[NOTES/EM-02007]-Maxwell's Equations for Electrostatics-I

1. \(\nabla\cdot\bar{E}=\rho/\epsilon_0\) from Gauss law

Let \(S\) be a surface which encloses a volume V. Flux of $\bar{E}$ through \(S\) is \(\int_S\bar{E}\cdot\hat{n}dS. \) The total charge enclosed is \(Q=\int_V\rho dV.\) The Gauss law for the flux of the electric field implies, \begin{equation} \int_S\bar{E}\cdot\hat{n}dS=\frac{1}{\epsilon_0}\int_V\rho d^3x \end{equation} Using the Gauss divergence theorem of vector calculus we get
\begin{eqnarray} \int_V\big(\nabla\cdot\bar{E}\big)\, dV=\frac{1}{\epsilon_0}\int_V\rho dV . \end{eqnarray} Rearranging we get that \begin{eqnarray} \int_V\Big(\nabla\cdot\bar{E}-\frac{\rho}{\epsilon_0}\Big)\,dV = 0 \label{Eq3} \end{eqnarray} is true for arbitrary \(V\).

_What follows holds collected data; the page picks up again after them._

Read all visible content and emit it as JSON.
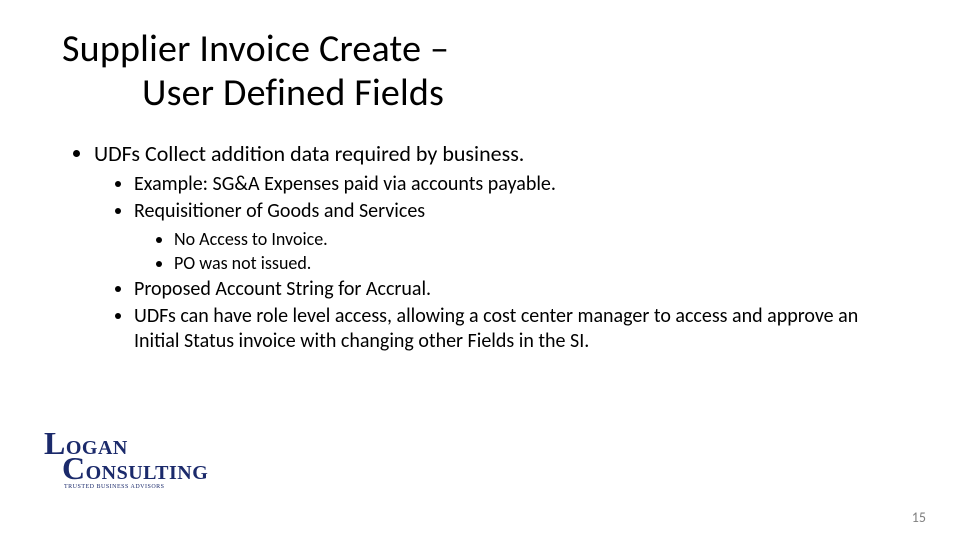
{
  "title": {
    "line1": "Supplier Invoice Create –",
    "line2": "User Defined Fields"
  },
  "bullets": {
    "b1": "UDFs Collect addition data required by business.",
    "b1_1": "Example:  SG&A Expenses paid via accounts payable.",
    "b1_2": "Requisitioner of Goods and Services",
    "b1_2_1": "No Access to Invoice.",
    "b1_2_2": "PO was not issued.",
    "b1_3": "Proposed Account String for Accrual.",
    "b1_4": "UDFs can have role level access, allowing a cost center manager to access and approve an Initial Status invoice with changing other Fields in the SI."
  },
  "logo": {
    "line1_big": "L",
    "line1_rest": "OGAN",
    "line2_big": "C",
    "line2_rest": "ONSULTING",
    "tagline": "TRUSTED BUSINESS ADVISORS"
  },
  "page_number": "15"
}
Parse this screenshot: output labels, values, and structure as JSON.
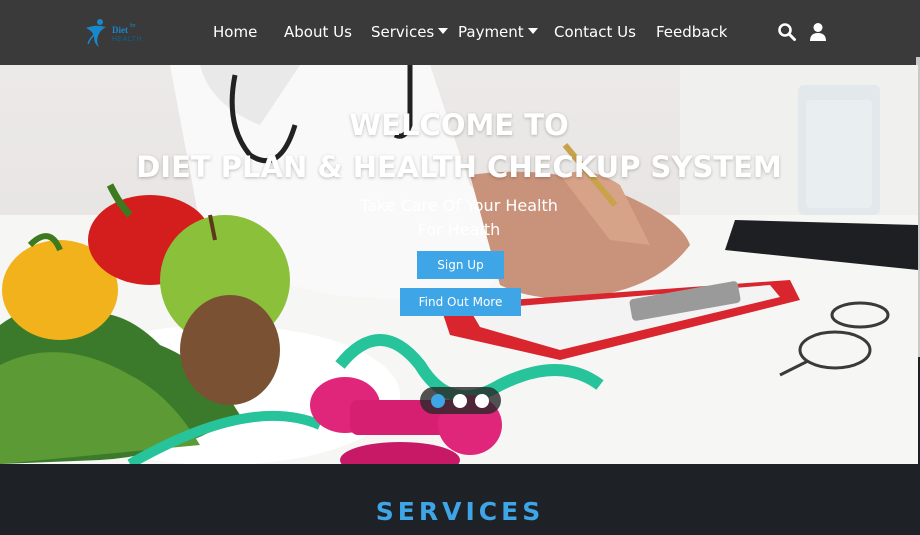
{
  "nav": {
    "logo": {
      "main": "Diet",
      "sup": "for",
      "sub": "HEALTH"
    },
    "items": [
      {
        "label": "Home"
      },
      {
        "label": "About Us"
      },
      {
        "label": "Services"
      },
      {
        "label": "Payment"
      },
      {
        "label": "Contact Us"
      },
      {
        "label": "Feedback"
      }
    ],
    "icons": [
      "search-icon",
      "user-icon"
    ]
  },
  "hero": {
    "title_line1": "WELCOME TO",
    "title_line2": "DIET PLAN & HEALTH CHECKUP SYSTEM",
    "subtitle_line1": "Take Care Of Your Health",
    "subtitle_line2": "For Health",
    "signup_label": "Sign Up",
    "find_label": "Find Out More",
    "carousel": {
      "slides": 3,
      "active": 1
    }
  },
  "services": {
    "title": "SERVICES"
  },
  "colors": {
    "accent": "#3ea5e6",
    "navbar": "#3a3a3a",
    "footer_band": "#1e2227"
  }
}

Considering \(V\) to be a small volume \(dxdydz\) at \((x,y,z)\), the left hand side of the above equation becomes \begin{eqnarray} \Big(\nabla\cdot\bar{E}-\frac{\rho}{\epsilon_0}\Big)\,dxdydz =0 \end{eqnarray} and we get Maxwell's first equation \begin{equation} \nabla\cdot\bar{E}=\frac{\rho}{\epsilon_0}. \label{Eq4} \end{equation} This equation is just the differential form of the Gauss law.